Well, except for all the stuff about how not having enough work is stressful.

------
cpncrunch
A good explanation of this is the Job Demands Model of Burnout:

[http://www.researchgate.net/publication/11920243_The_job_dem...](http://www.researchgate.net/publication/11920243_The_job_demands-
resources_model_of_burnout/file/9fcfd5062e0a181c1d.pdf)

In summary, you will suffer from burnout if you have high job demands (i.e.
high workload) and low resources (i.e. support from management, etc.)

Having suffered from severe burnout (and subsequent chronic fatigue syndrome),
I can definitely say that boredom at work and lack of motivation in work is a
large factor in triggering burnout.
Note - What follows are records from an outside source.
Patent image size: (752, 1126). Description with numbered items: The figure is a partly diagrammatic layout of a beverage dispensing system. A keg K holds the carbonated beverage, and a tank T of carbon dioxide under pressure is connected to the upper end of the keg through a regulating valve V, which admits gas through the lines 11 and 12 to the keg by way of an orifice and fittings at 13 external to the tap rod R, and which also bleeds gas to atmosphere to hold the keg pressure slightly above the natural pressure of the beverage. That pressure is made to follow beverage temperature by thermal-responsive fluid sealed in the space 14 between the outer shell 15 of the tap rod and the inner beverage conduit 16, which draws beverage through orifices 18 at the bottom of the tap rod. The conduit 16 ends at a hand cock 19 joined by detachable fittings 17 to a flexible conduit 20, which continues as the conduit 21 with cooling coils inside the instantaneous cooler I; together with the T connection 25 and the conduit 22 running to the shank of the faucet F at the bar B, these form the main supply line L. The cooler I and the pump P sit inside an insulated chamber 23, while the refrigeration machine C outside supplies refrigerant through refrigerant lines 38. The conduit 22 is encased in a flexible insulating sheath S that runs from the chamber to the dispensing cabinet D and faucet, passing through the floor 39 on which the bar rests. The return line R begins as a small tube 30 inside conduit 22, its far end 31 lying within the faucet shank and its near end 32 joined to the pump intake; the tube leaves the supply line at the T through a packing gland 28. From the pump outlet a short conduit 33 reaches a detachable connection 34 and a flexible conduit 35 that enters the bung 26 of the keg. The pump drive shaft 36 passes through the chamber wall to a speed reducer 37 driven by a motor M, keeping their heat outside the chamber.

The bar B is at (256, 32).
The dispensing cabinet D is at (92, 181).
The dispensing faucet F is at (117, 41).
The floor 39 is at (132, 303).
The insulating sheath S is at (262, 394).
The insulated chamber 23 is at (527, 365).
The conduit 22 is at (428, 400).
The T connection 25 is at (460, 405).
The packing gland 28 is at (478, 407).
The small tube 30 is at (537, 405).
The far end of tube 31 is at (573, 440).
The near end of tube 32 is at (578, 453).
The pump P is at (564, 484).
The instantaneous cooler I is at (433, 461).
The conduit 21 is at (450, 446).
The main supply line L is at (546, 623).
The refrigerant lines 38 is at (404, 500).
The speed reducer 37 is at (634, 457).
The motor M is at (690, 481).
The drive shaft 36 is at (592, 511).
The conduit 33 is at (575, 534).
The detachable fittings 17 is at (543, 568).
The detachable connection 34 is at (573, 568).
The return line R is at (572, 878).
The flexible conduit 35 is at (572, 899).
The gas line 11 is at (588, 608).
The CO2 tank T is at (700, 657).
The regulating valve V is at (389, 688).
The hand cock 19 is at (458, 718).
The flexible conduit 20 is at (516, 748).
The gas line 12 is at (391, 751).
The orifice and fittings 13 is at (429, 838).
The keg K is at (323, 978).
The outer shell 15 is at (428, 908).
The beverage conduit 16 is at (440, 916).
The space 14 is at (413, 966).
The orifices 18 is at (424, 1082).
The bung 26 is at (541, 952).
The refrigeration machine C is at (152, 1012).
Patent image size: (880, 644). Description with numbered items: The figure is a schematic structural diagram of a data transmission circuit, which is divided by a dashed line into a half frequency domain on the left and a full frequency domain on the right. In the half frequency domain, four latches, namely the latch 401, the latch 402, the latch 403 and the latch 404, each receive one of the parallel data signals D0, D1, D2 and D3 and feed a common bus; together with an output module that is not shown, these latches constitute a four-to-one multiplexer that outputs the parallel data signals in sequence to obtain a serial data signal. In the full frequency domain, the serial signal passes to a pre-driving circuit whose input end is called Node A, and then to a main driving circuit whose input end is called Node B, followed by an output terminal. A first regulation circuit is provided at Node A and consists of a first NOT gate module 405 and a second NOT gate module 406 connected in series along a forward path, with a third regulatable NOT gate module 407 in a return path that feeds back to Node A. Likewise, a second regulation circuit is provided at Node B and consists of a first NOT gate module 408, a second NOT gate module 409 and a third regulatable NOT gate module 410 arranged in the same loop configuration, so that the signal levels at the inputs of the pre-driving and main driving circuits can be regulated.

Emotional conflicts at home/work also
contribute to burnout. In my case it was a combination of these factors that
resulted in burnout/CFS.

In my own case the burnout was actually useful, as it prompted me to leave
boring crappy contract jobs and concentrate on building my own business.

------
MAGZine
Kelly McGonigal, cited in the article, actually did a TED talk[0] on managing
stress. I watched it last year during finals and found it gave me some extra
techniques for dealing with stress. A good watch, to be certain.

[0]
[http://www.ted.com/talks/kelly_mcgonigal_how_to_make_stress_...](http://www.ted.com/talks/kelly_mcgonigal_how_to_make_stress_your_friend?language=en)

------
mattxxx
Stress can be useful, if you use it correctly.

Even simply being put in a stressful situation, and then thinking "why is this
stressful?" or "what in this system is causing stress?" can be useful. This
can really motivate positive life changes.

------
jeffreyrogers
This reminds me a lot of Nassim Taleb's thinking in the book _Antifragile_.